A preparação começou no dia 31 de agosto. Entre segunda-feira (1º) e quarta-feira (3), equipes técnicas do TSE fizeram a compilação dos programas, reunindo códigos e componentes para formar as versões definitivas dos sistemas que serão utilizados nas eleições.
Durante a cerimônia desta sexta, os sistemas recebem assinaturas digitais de autoridades do TSE e de representantes das entidades que acompanham a fiscalização do processo eleitoral.
A assinatura digital gera códigos matemáticos chamados de hashes. Na prática, eles funcionam como uma espécie de impressão digital dos programas. A comparação desses códigos permite verificar posteriormente se os sistemas instalados nas urnas eletrônicas são exatamente os mesmos que foram analisados e validados pelo TSE.
Depois da assinatura, os sistemas passam pela lacração física e digital e são armazenados em uma sala-cofre do tribunal. O material fica protegido e será utilizado como referência nas próximas etapas de preparação das urnas.
Após a lacração, cópias dos sistemas são encaminhadas aos Tribunais Regionais Eleitorais (TREs), que dão continuidade à preparação das urnas eletrônicas que serão utilizadas nas seções eleitorais.
Entre os programas estão os responsáveis pelo funcionamento da urna, pelo registro dos votos, pela emissão e transmissão dos Boletins de Urna e pela recepção, organização e totalização dos resultados.
Também fazem parte desse conjunto sistemas relacionados à segurança, à criptografia e aos mecanismos usados para verificar a integridade dos programas eleitorais.
A cerimônia de assinatura e lacração pode ser acompanhada por entidades fiscalizadoras autorizadas pela Justiça Eleitoral.

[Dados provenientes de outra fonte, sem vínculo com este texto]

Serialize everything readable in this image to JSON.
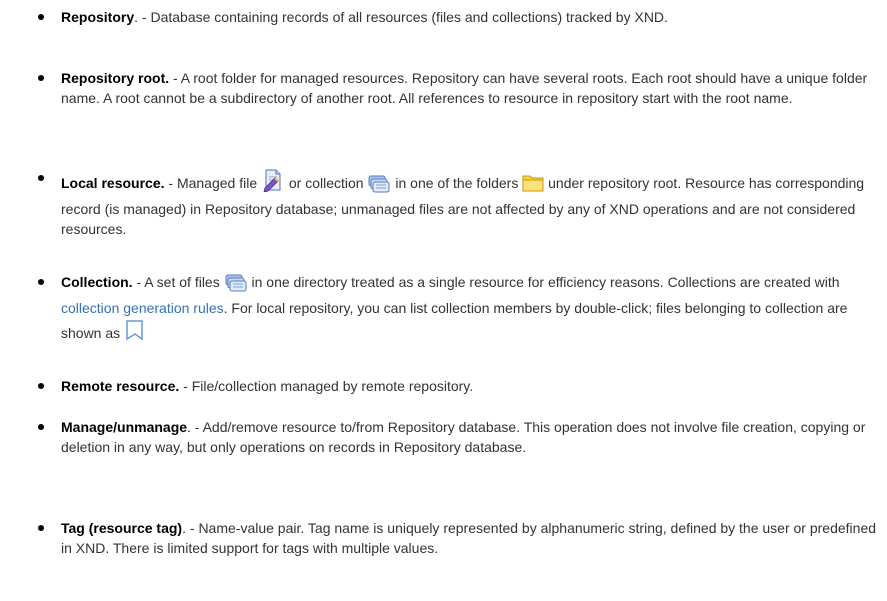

Entre elas estão partidos políticos, Forças Armadas, Ministério Público e Ordem dos Advogados do Brasil (OAB).
A participação dessas instituições faz parte dos mecanismos de fiscalização previstos para as eleições. A Resolução TSE nº 23.673/2021 estabelece diferentes formas de acompanhamento dos sistemas eleitorais antes, durante e depois da votação.
Entre as medidas estão o acesso aos códigos-fonte, o acompanhamento da preparação das urnas, os Testes de Integridade e de Autenticidade e verificações realizadas após a totalização dos resultados.
Depois da cerimônia, os resumos digitais gerados a partir dos sistemas também ficam disponíveis para consulta. Esses códigos podem ser utilizados posteriormente para verificar se os programas instalados nas urnas correspondem às versões oficiais preparadas pelo TSE.
A assinatura e a lacração dos sistemas representam, portanto, uma etapa de proteção e controle dos programas que estarão nas urnas eletrônicas durante as Eleições Gerais de 2026.